Neopets is no longer a place for kids—it’s a capitalist wasteland reaching up to the heavens with hyperinflation. In order to buy anything of value on Neopets, playing games for a few hours can’t possibly cut it unless you keep at it for over 30 years. What used to deal with currency on the scale of a lemonade stand is now more like Wall Street, and there is no way in hell a 10-year-old is going to learn how to invest in stocks when all we had to do 10 years ago was play “Ice Cream Machine” three times a day.


The largest issue in the Neopian economy stems from the fact that NeoPoints can be generated infinitely. Millions of NP are earned through games by the Neopian proletariat on a daily basis, and none of it needs to be spent on necessities, because in Neopia, food and health is completely free. This means that only two things power the Neopian currency system: desire and greed.

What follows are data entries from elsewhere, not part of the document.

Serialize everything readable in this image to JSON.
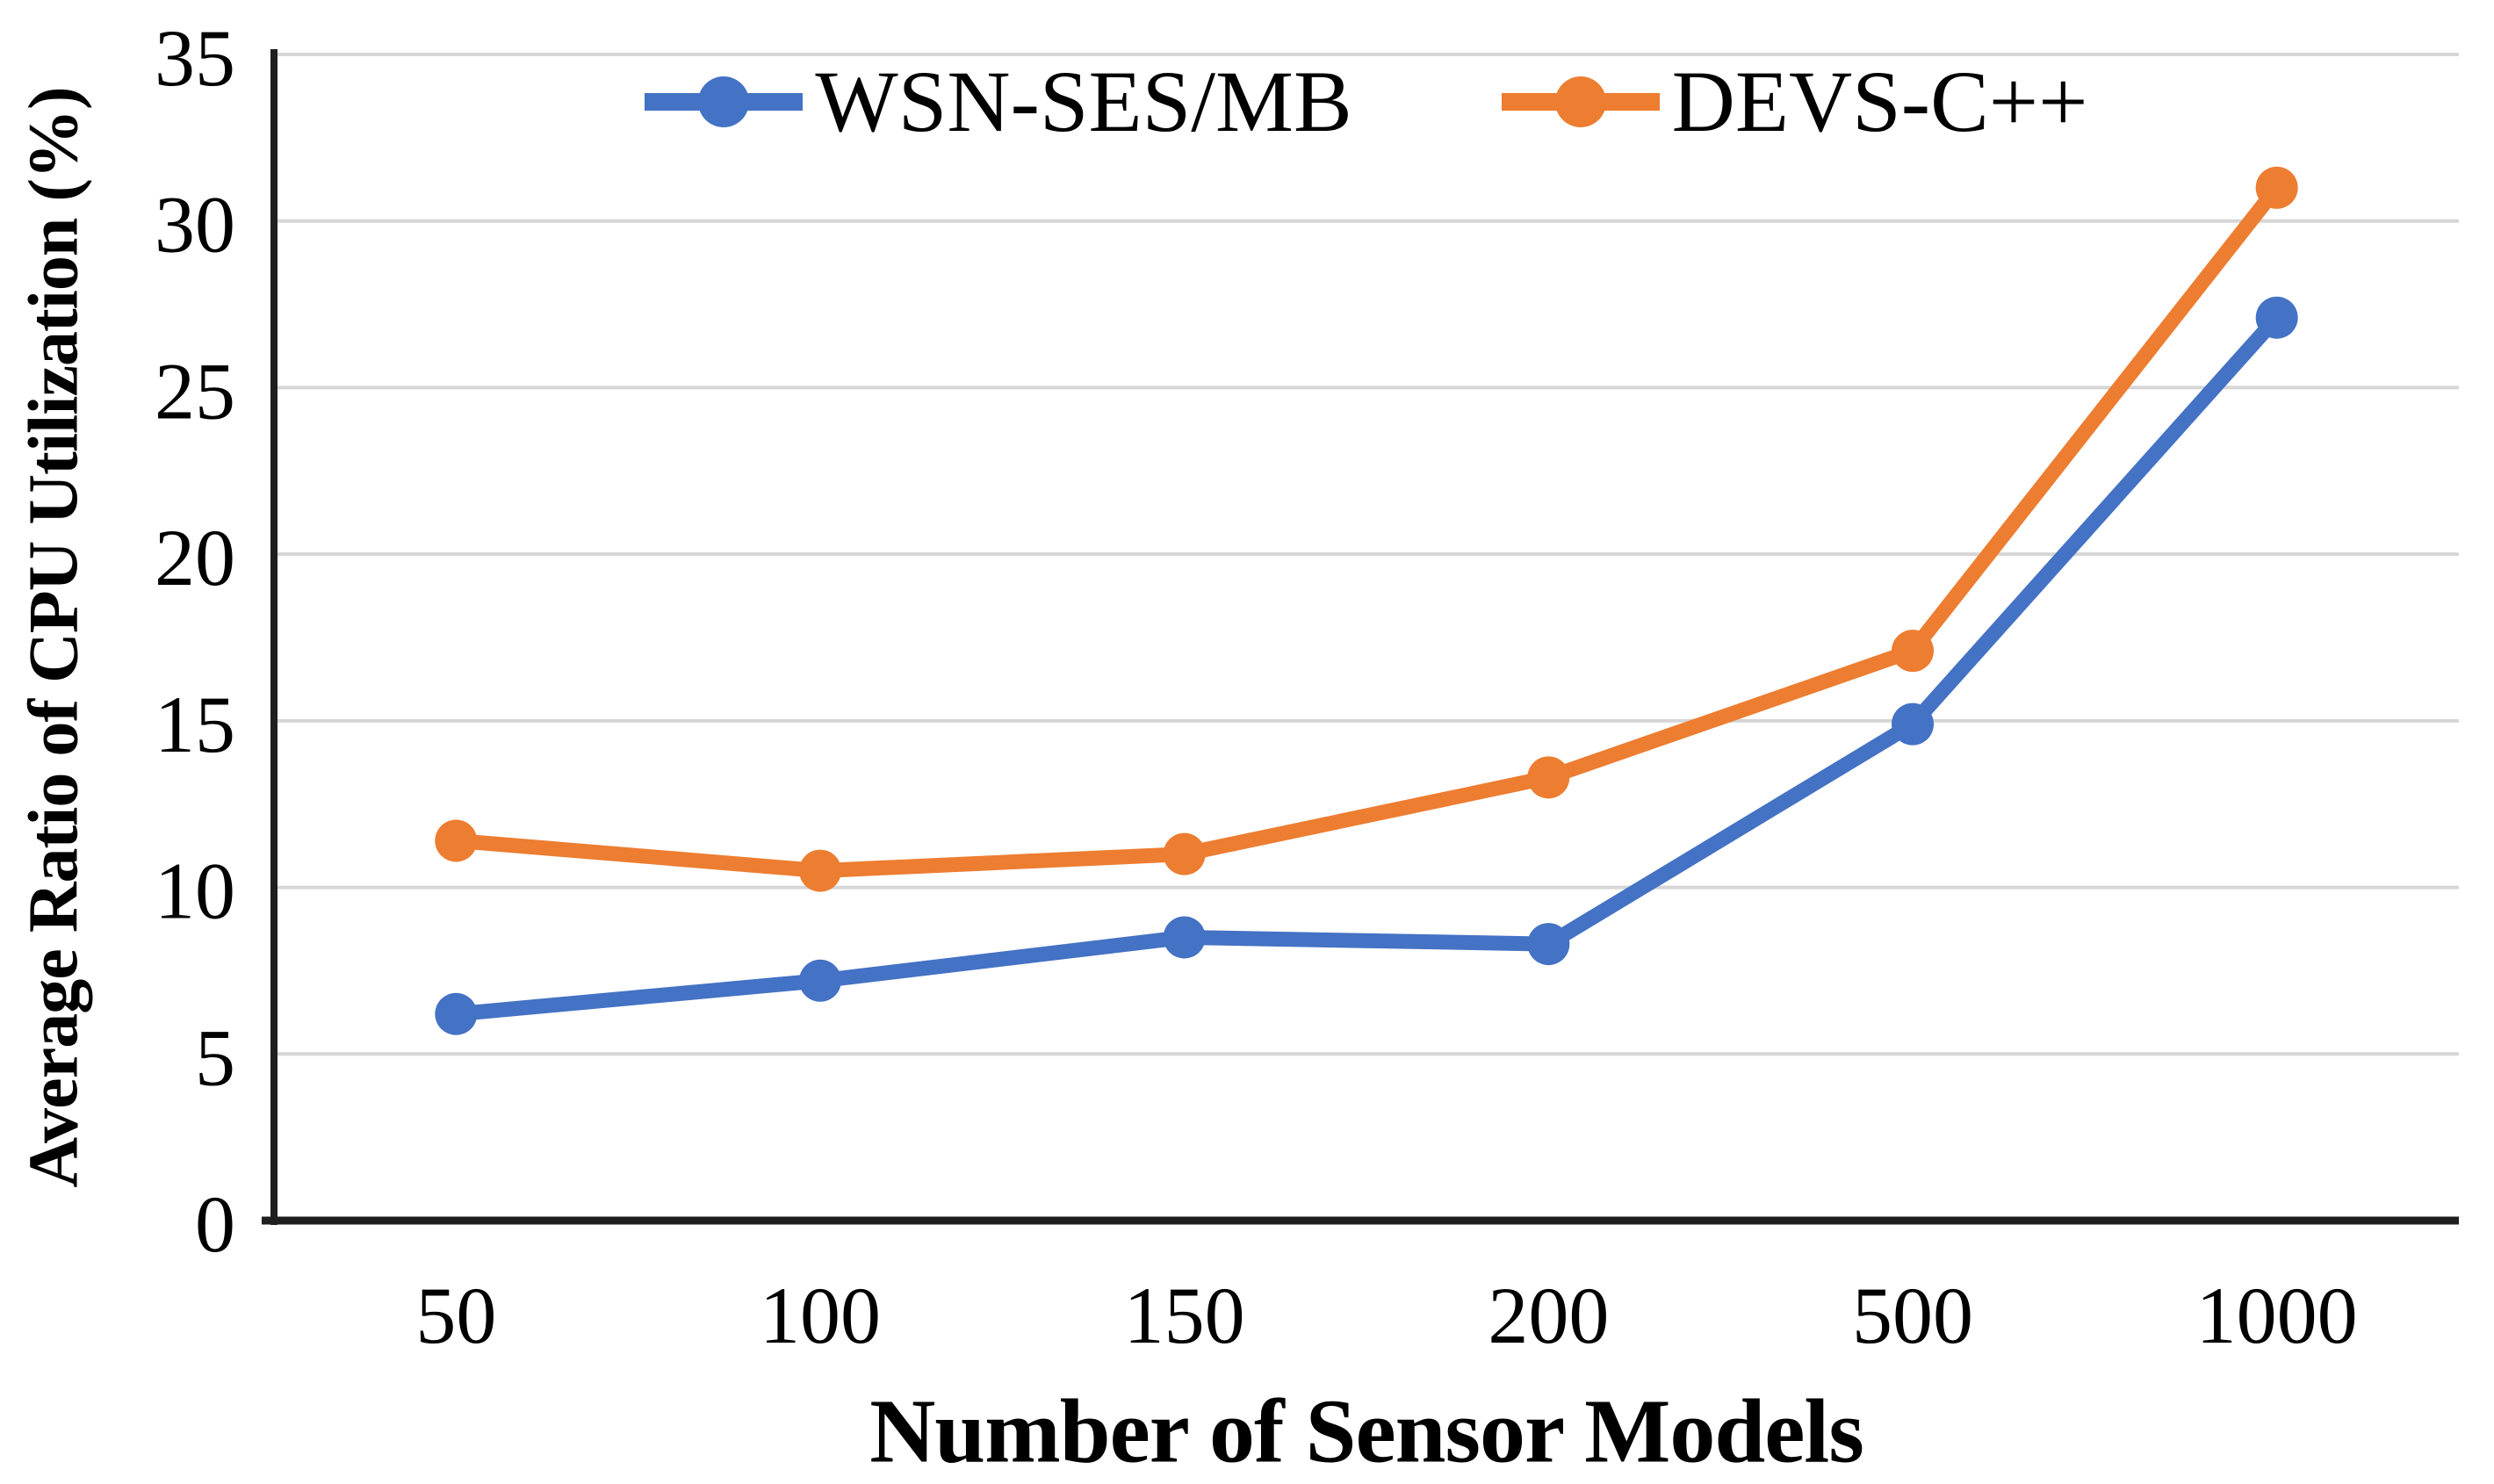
{
  "chart_data": {
    "type": "line",
    "title": "",
    "xlabel": "Number of Sensor Models",
    "ylabel": "Average Ratio of CPU Utilization (%)",
    "categories": [
      "50",
      "100",
      "150",
      "200",
      "500",
      "1000"
    ],
    "series": [
      {
        "name": "WSN-SES/MB",
        "color": "#4472C4",
        "values": [
          6.2,
          7.2,
          8.5,
          8.3,
          14.9,
          27.1
        ]
      },
      {
        "name": "DEVS-C++",
        "color": "#ED7D31",
        "values": [
          11.4,
          10.5,
          11.0,
          13.3,
          17.1,
          31.0
        ]
      }
    ],
    "ylim": [
      0,
      35
    ],
    "yticks": [
      0,
      5,
      10,
      15,
      20,
      25,
      30,
      35
    ],
    "grid": true,
    "legend_position": "top-center",
    "colors": {
      "gridline": "#D6D6D6",
      "axis": "#1F1F1F",
      "text": "#000000"
    }
  }
}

While hyperinflation in a virtual economy can kill any online community, it will probably kill Neopets the fastest. The Neopets Team (TNT) has been trying to combat its inflation problem by introducing Neopian Sinks, encouraging people to dump huge amounts of their NP for rare items and to “improve” Neopets’ luck-based spinning wheels. None of them have been particularly successful in addressing the state of the economy, because none of their rewards are relatively enticing enough. And nobody wants to give away their NP.


Neopets is now at the point where new users cannot possibly break into the market no matter what they do because it simply is not possible with the top 10 per cent absorbing all of the NeoPoints. It’s ridiculous that Neopets is a site aimed at children aged 8 years to 13 years, yet requires an in-depth knowledge of economics and the stock exchange to even get anything worth a damn.


In reality, Neopets is going to go kaput if TNT doesn’t manage to cap the inflation somehow to create a playable space once more. Like MySpace and like LimeWire, another chunk of 2000’s internet will dissolve, this time taking our childhood with it.